When Dr. Mehdi Ferdowsi and Ph.D. student Andrew Meintz offered the inaugural class on electric and hybrid vehicles last January at Missouri University of Science and Technology, they made an instant connection with students from a variety of engineering disciplines.
Seventeen students enrolled in the course, even though it was hastily put together and not widely advertised.
“They obviously see this as a new field that is going to grow and ultimately become a new career path,” says Ferdowsi, assistant professor of electrical and computer engineering at Missouri S&T.
That’s one of the hopes of Ferdowsi, Meintz and the federal government. Fueled by $5 million in stimulus funding from the U.S. Department of Energy as part of American Recovery and Reinvestment Act of 2009, Missouri S&T is developing a new undergraduate minor in advanced automotive technology to better prepare students for the plug-in economy.

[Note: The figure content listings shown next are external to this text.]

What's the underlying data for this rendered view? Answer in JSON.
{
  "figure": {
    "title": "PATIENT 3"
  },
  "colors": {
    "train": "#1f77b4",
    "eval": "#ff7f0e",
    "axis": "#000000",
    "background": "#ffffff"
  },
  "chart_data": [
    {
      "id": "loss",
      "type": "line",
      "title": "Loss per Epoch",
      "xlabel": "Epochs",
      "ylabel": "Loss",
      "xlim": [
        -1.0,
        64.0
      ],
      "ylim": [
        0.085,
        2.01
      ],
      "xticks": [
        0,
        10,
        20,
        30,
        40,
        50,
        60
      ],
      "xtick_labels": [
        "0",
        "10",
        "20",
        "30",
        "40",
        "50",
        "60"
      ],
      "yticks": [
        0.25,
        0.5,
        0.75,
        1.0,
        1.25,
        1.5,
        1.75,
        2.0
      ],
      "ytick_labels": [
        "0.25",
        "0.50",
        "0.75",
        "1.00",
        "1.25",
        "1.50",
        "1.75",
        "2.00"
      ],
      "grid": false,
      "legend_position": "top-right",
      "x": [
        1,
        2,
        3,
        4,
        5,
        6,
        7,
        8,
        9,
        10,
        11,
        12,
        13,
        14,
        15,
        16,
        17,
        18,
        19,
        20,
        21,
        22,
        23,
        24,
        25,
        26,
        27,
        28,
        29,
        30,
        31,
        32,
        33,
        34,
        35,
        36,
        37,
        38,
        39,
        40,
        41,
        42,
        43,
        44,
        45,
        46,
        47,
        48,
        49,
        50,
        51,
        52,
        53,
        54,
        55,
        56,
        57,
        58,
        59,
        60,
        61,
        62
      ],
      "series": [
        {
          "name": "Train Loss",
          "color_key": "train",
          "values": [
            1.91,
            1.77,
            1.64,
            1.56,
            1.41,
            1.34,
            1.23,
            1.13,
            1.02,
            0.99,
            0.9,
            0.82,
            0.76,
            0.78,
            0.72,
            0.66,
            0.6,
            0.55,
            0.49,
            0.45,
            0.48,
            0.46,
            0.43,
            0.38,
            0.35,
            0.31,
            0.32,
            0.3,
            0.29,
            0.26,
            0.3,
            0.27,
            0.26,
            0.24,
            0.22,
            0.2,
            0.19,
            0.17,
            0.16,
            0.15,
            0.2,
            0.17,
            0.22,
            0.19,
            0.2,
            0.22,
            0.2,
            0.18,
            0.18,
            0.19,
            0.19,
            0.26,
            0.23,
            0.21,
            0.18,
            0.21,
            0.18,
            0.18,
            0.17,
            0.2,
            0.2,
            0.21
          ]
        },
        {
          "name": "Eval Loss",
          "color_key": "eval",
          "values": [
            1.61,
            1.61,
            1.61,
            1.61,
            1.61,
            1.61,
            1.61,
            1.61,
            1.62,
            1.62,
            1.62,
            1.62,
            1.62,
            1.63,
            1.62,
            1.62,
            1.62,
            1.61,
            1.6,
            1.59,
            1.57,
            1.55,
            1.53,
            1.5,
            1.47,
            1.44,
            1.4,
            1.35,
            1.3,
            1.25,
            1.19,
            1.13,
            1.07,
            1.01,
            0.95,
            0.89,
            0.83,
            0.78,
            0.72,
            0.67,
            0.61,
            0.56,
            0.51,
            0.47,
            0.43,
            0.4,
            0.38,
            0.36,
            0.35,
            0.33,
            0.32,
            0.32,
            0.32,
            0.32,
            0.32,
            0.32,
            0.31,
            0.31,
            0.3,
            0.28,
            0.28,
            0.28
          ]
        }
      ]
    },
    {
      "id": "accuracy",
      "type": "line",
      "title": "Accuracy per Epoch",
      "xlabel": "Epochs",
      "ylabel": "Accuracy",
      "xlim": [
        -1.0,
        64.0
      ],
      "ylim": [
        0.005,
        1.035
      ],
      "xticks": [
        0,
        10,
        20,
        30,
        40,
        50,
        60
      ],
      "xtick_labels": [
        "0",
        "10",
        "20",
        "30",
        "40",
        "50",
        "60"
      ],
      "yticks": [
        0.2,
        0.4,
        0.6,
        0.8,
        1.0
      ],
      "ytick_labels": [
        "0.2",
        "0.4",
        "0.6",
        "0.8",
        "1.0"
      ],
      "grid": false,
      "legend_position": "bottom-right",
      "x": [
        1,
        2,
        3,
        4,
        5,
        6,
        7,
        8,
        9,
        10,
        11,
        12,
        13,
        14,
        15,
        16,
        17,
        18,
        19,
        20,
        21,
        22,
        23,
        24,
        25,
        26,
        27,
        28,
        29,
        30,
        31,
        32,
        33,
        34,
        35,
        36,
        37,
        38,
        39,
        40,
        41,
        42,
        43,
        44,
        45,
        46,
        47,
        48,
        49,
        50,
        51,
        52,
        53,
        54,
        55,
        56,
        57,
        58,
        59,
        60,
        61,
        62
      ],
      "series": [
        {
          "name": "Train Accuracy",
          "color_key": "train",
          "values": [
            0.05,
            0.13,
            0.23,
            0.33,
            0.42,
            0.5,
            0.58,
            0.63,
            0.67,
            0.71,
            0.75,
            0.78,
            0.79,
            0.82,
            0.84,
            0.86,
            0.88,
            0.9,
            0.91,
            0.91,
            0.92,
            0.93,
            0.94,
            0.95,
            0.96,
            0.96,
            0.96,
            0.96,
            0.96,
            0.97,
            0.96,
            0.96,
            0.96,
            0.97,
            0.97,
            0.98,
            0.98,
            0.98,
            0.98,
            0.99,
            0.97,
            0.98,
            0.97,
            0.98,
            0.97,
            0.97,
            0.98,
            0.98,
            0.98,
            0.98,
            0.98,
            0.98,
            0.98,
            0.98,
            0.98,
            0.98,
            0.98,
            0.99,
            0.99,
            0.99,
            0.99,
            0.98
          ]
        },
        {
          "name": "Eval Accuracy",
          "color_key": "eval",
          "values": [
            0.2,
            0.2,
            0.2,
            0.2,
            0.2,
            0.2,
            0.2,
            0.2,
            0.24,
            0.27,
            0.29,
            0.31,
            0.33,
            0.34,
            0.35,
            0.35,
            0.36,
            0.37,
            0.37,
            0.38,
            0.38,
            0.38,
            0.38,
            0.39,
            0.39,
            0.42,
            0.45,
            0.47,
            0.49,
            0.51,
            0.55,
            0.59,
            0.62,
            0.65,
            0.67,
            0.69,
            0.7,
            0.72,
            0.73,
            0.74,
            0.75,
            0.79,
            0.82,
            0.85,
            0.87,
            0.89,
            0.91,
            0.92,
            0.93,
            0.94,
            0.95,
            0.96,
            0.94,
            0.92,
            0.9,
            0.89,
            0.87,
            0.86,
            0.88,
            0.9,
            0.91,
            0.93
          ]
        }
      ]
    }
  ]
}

Last semester’s introductory course, taught by Meintz, a Ph.D. student in electrical engineering, was S&T’s entry into the world of plug-in electric vehicles. Meintz makes a great instructor because he can draw upon his own experience with EcoCAR as S&T’s Electrical Team leader. “I used skills learned through the EcoCAR Challenge to tie course material with industry practice. Not only did the course present material from a classroom lecture point of view but also used hands-on Model Based Design techniques to allow students to model hybrid electric vehicles.”
The introductory course was what Ferdowsi calls “a gateway class” designed “to familiarize students with the concepts of plug-in electric and hybrid vehicles.” Students from electrical engineering, computer engineering, mechanical engineering and engineering management enrolled in the course to learn about the different fuel, powertrain and energy storage systems of electric and hybrid vehicles.
This semester, S&T has ramped up the course offerings for plug-in and hybrid automotive technology. The curriculum, which is funded through stimulus dollars, includes half a dozen undergraduate and graduate courses designed by Ferdowsi, an expert in power electronics.
The ambitious initiative of converting the auto industry from gasoline to electricity requires far-reaching efforts. Thus, S&T is also integrating coursework into existing classes and developing graduate certificate programs to help practicing engineers move into the emerging field of plug-in technology. Ferdowsi and his colleagues at S&T are also working with two other Missouri schools – the University of Central Missouri and Linn State Technical College – to provide additional work force training. In addition, Missouri S&T is helping the St. Louis Science Center educate the public about the importance of electric vehicles.
“Developing new course material is hard, especially when you’re talking about a new car that hasn’t even been developed yet,” says Ferdowsi. But creating a new course of study will ultimately have a significant impact on the nation’s economy. “We will have a pipeline of students prepared for this industry.”